Aménagement

« Un manifeste pour une nouvelle politique de la ville» adressé aux candidats à la présidentielle

Mots clés : Elections - Politique de la ville

Trois associations d’élus ont présenté le 3 avril à Paris leur «manifeste pour une nouvelle politique de la ville» à l’intention des candidats à l’élection présidentielle.

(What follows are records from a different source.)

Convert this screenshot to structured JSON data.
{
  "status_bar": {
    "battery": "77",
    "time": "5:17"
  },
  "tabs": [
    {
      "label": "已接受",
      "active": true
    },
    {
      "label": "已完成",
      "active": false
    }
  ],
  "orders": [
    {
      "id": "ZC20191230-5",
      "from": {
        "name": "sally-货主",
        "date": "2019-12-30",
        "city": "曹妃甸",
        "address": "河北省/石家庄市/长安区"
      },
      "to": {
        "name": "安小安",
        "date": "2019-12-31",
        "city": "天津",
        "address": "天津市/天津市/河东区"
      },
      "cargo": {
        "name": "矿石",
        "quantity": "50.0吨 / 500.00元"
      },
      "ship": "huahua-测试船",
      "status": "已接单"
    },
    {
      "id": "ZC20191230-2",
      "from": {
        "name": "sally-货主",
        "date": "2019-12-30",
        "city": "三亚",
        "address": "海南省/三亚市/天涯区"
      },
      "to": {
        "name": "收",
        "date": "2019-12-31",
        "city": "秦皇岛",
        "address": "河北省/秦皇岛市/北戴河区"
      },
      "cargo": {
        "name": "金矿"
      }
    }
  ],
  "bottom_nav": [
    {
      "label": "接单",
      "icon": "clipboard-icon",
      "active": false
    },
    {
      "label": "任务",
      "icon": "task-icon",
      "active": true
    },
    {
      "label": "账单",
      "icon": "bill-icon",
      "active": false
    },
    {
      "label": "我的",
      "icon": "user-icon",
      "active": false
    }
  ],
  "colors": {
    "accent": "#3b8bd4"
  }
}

L’objectif : replacer la politique de la ville au centre du quinquennat et s’acheminer vers un traitement interministériel de la question.

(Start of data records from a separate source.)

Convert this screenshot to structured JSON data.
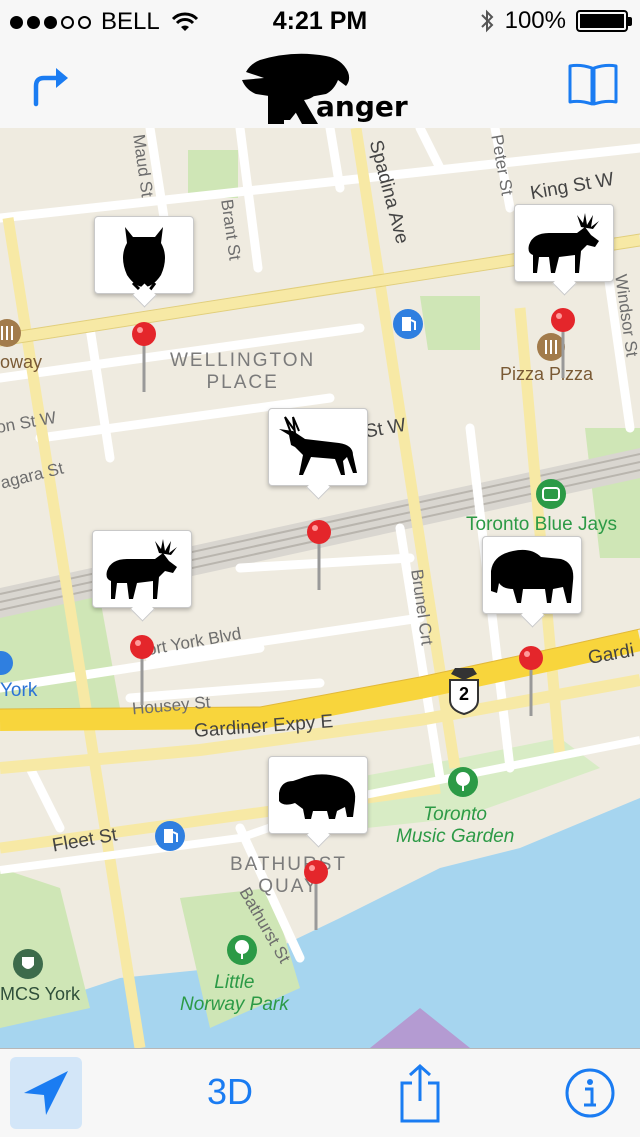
{
  "status_bar": {
    "carrier": "BELL",
    "signal_bars_filled": 3,
    "signal_bars_total": 5,
    "time": "4:21 PM",
    "battery": "100%",
    "battery_level": 1.0
  },
  "nav_bar": {
    "logo_text": "Ranger",
    "left_icon": "directions-arrow-icon",
    "right_icon": "bookmarks-book-icon"
  },
  "map": {
    "streets": {
      "maud": "Maud St",
      "brant": "Brant St",
      "spadina": "Spadina Ave",
      "peter": "Peter St",
      "king": "King St W",
      "windsor": "Windsor St",
      "wellington_w": "on St W",
      "niagara": "agara St",
      "front": "nt St W",
      "fort_york": "Fort York Blvd",
      "housey": "Housey St",
      "gardiner": "Gardiner Expy E",
      "gardiner_right": "Gardi",
      "brunel": "Brunel Crt",
      "fleet": "Fleet St",
      "bathurst_st": "Bathurst St"
    },
    "places": {
      "wellington_place": "WELLINGTON\nPLACE",
      "pizza_pizza": "Pizza Pizza",
      "subway": "oway",
      "blue_jays": "Toronto Blue Jays",
      "york": "York",
      "music_garden": "Toronto\nMusic Garden",
      "bathurst_quay": "BATHURST\nQUAY",
      "little_norway": "Little\nNorway Park",
      "hmcs_york": "MCS York"
    },
    "highway_shield": "2",
    "animals": [
      "owl",
      "moose",
      "antelope",
      "moose",
      "bison",
      "hippo"
    ]
  },
  "toolbar": {
    "location_icon": "location-arrow-icon",
    "three_d_label": "3D",
    "share_icon": "share-icon",
    "info_icon": "info-icon"
  },
  "colors": {
    "accent": "#1a7cf2",
    "map_land": "#efebe0",
    "water": "#a6d5ef",
    "park": "#cfe6b6",
    "highway": "#f8d53c",
    "major_road": "#f7e9a5",
    "pin_red": "#e4262b",
    "place_green": "#2c9a46"
  }
}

C’est par un constat alarmant que Michel Destot, député-maire de Grenoble, Renaud Gauquelin maire de Rilleux-la-Pape, et Pierre Cohen, député-maire de Toulouse et président du Grand Toulouse, ont débuté la présentation du «manifeste pour une nouvelle politique de la ville» le 3 avril à l’Assemblée nationale. «Après plus de 30 ans de politique de la ville, nous ne sommes encore qu’au milieu du gué», regrette Pierre Cohen. «Près d’un tiers des habitants des zones urbaines sensibles vit  sous le seuil de pauvreté. Alors que l’avenir de la France se joue dans ces quartiers!» renchérit Michel Destot. Les trois associations d’élus représentées, l’AMGVF , l’Association Ville & Banlieue et l’ACUF partagent un même objectif : replacer la politique de la ville au centre des stratégies d’aménagement des collectivités locales et en faire la cause de tous les Français.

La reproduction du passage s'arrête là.